First Time Wholesale Supply Contract - Advice Needed!

Business By cakechica27 Updated 28 Mar 2016 , 12:38am by Lady221Bakery

cakechica27 Posted 20 Mar 2016 , 8:45pm
post #1 of 4

Hello, all!  My bakery is almost five years old (yay!) and we are now ready for a contract with a wholesale food distributor.  We are looking for someone to provide our staples (flour, sugar, butter, etc.).  We would also like to find someone with a decent selection of sprinkles. gel pastes, and all of those decorating extras that we use every day.  AND, we're hoping they also carry packaging materials, like cake boxes, boards, etc.  Dawn Foods and Sysco keep popping up as top sellers.  Thoughts on these two? Any others out there with fair pricing and good service?  Any input from other business owners is much appreciated!  

3 replies
MimiFix Posted 20 Mar 2016 , 10:15pm
post #2 of 4

It' standard to have two suppliers - a primary for your weekly order and a back-up to fill in when your primary is out of stock on something. Is Bakemark in your area? The last I knew, Sysco was geared more for restaurants so their bakery ingredients are packaged differently than ingredients from a bakery supplier. For instance, Dawn would sell a 30# box of bulk nuts, while Sysco would sell a 30# box of nuts that contained thirty 1# packages. Or bakery suppliers have 50# and 100# bags of flour, but Sysco only carried 25# bags. The restaurant sized packaging made Sysco products far more expensive. And I'm not sure what you mean by "contract." Would you get a better price-structure if you sign a contract?

cakechica27 Posted 21 Mar 2016 , 6:57pm
post #3 of 4

We wouldn't necessarily have a contract.  We just don't use one now and are looking for one to begin using on a regular basis. No, we don't have Bakemark, but we do have Dawn Foods, Sysco, and Ben E. Keith.  I didn't realize that some businesses use more than one supplier.  I guess for us, that means one of the above, and then a run to Sam's or Costco for backup.  Thanks for the feedback! 

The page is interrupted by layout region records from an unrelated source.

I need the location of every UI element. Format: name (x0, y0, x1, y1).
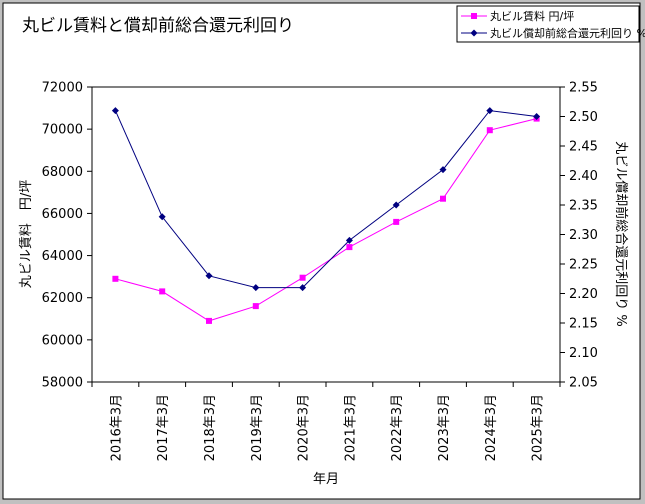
data-point-diamond (345, 236, 353, 244)
left-tick-label: 62000 (42, 291, 83, 306)
left-tick-label: 68000 (42, 165, 83, 180)
x-axis-label: 年月 (313, 472, 339, 487)
chart-title: 丸ビル賃料と償却前総合還元利回り (22, 16, 294, 36)
data-point-square (159, 288, 166, 295)
data-point-square (252, 303, 259, 310)
left-tick-label: 58000 (42, 376, 83, 391)
x-tick-label: 2022年3月 (390, 394, 405, 461)
x-axis: 2016年3月 2017年3月 2018年3月 2019年3月 2020年3月 2021年… (91, 382, 561, 461)
left-tick-label: 66000 (42, 207, 83, 222)
legend-label-yield: 丸ビル償却前総合還元利回り % (490, 26, 645, 40)
left-tick-label: 64000 (42, 249, 83, 264)
right-tick-label: 2.15 (569, 317, 598, 332)
data-point-diamond (158, 213, 166, 221)
right-tick-label: 2.30 (569, 228, 598, 243)
legend-marker-rent (471, 13, 477, 19)
legend-marker-yield (470, 29, 478, 37)
left-tick-label: 72000 (42, 81, 83, 96)
x-tick-label: 2021年3月 (343, 394, 358, 461)
legend: 丸ビル賃料 円/坪 丸ビル償却前総合還元利回り % (456, 5, 645, 43)
series-line (114, 110, 537, 289)
right-axis-label: 丸ビル償却前総合還元利回り % (613, 141, 629, 327)
plot-area (91, 86, 561, 383)
x-tick-label: 2019年3月 (250, 394, 265, 461)
right-tick-label: 2.45 (569, 140, 598, 155)
right-y-axis: 2.05 2.10 2.15 2.20 2.25 2.30 2.35 2.40 2.45 2.50… (560, 81, 598, 391)
x-tick-label: 2020年3月 (297, 394, 312, 461)
data-point-diamond (533, 113, 541, 120)
series-yield (111, 107, 541, 292)
left-tick-label: 70000 (42, 123, 83, 138)
legend-label-rent: 丸ビル賃料 円/坪 (490, 9, 574, 23)
x-tick-label: 2016年3月 (109, 394, 124, 461)
data-point-diamond (111, 107, 119, 115)
x-tick-label: 2017年3月 (156, 394, 171, 461)
right-tick-label: 2.25 (569, 258, 598, 273)
data-point-square (440, 195, 446, 202)
data-point-diamond (299, 284, 307, 292)
right-tick-label: 2.10 (569, 346, 598, 361)
data-point-square (299, 274, 306, 281)
right-tick-label: 2.40 (569, 169, 598, 184)
left-y-axis: 58000 60000 62000 64000 66000 68000 70000 72000 (42, 81, 92, 391)
data-point-diamond (439, 166, 447, 174)
x-tick-label: 2024年3月 (484, 394, 499, 461)
right-tick-label: 2.05 (569, 376, 598, 391)
data-point-square (393, 218, 400, 225)
legend-box (456, 5, 640, 43)
left-tick-label: 60000 (42, 333, 83, 348)
data-point-square (346, 244, 353, 251)
data-point-diamond (205, 272, 213, 280)
x-tick-label: 2018年3月 (203, 394, 218, 461)
x-tick-label: 2023年3月 (437, 394, 452, 461)
data-point-square (112, 275, 119, 282)
x-tick-label: 2025年3月 (531, 394, 546, 461)
right-tick-label: 2.55 (569, 81, 598, 96)
series-line (115, 118, 537, 322)
left-axis-label: 丸ビル賃料 円/坪 (19, 180, 34, 288)
data-point-square (206, 317, 212, 324)
data-point-diamond (392, 201, 400, 209)
data-point-diamond (252, 284, 260, 292)
right-tick-label: 2.20 (569, 287, 598, 302)
data-point-diamond (486, 107, 494, 115)
right-tick-label: 2.50 (569, 110, 598, 125)
right-tick-label: 2.35 (569, 199, 598, 214)
data-point-square (486, 127, 493, 134)
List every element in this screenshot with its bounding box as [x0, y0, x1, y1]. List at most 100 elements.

Lady221Bakery Posted 28 Mar 2016 , 12:38am
post #4 of 4

You can always research any wholesalers that service your area and speak to their reps, get pricing catalogues and compare pricing. Make sure you factor in things like gas and delivery charges and expedited shipping if you need something in a hurry. Meet reps in person when you can and ask for samples if you like particular products like color gels.